Dados da Confederação Nacional da Indústria (CNI) apontam que a indústria obteve desempenho negativo em outubro em relação a setembro. A entidade afirma que  a produção, o emprego e a utilização da capacidade instalada da indústria recuaram no período.

“Reforçando esse cenário, os estoques do setor industrial aumentaram para bem acima do planejado, indicando estoques excessivos e frustração dos empresários com a demanda”, destacou a CNI

A CNI também exibiu que todas as expectativas do setor industrial no mês de novembro recuaram fortemente, sendo “a primeira vez em mais de dois anos, que há expectativa de queda no emprego industrial e nas exportações para os próximos seis meses”. A intenção de investimento do setor industrial também recuou e passou a se situar no menor patamar em mais de dois anos”, disse a entidade que consultou, entre 1º e 10 de novembro, 1.757 empresas, destas: 703 pequenas, 615 médias e 439 grandes.

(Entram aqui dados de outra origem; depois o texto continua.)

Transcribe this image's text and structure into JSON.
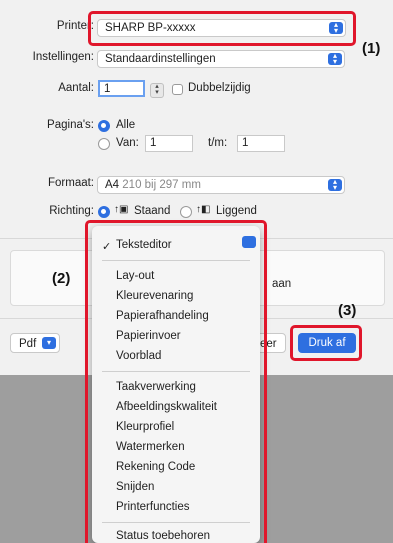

Em outubro, o índice que mede a evolução da produção da indústria caiu para 48,5 pontos, ficando, assim, abaixo da linha divisória de 50 pontos, o que indica que não houve crescimento da produção. Essa foi a primeira queda na produção industrial para um mês de outubro desde 2016.

Já o indicador que mede evolução do emprego do setor também recuou, após ter crescido por cinco meses consecutivos. O índice caiu para 49,6 pontos, número abaixo da linha divisória de 50 pontos (que separa aumento de queda do emprego industrial). A queda do emprego industrial para um mês de outubro não era constatada desde 2019.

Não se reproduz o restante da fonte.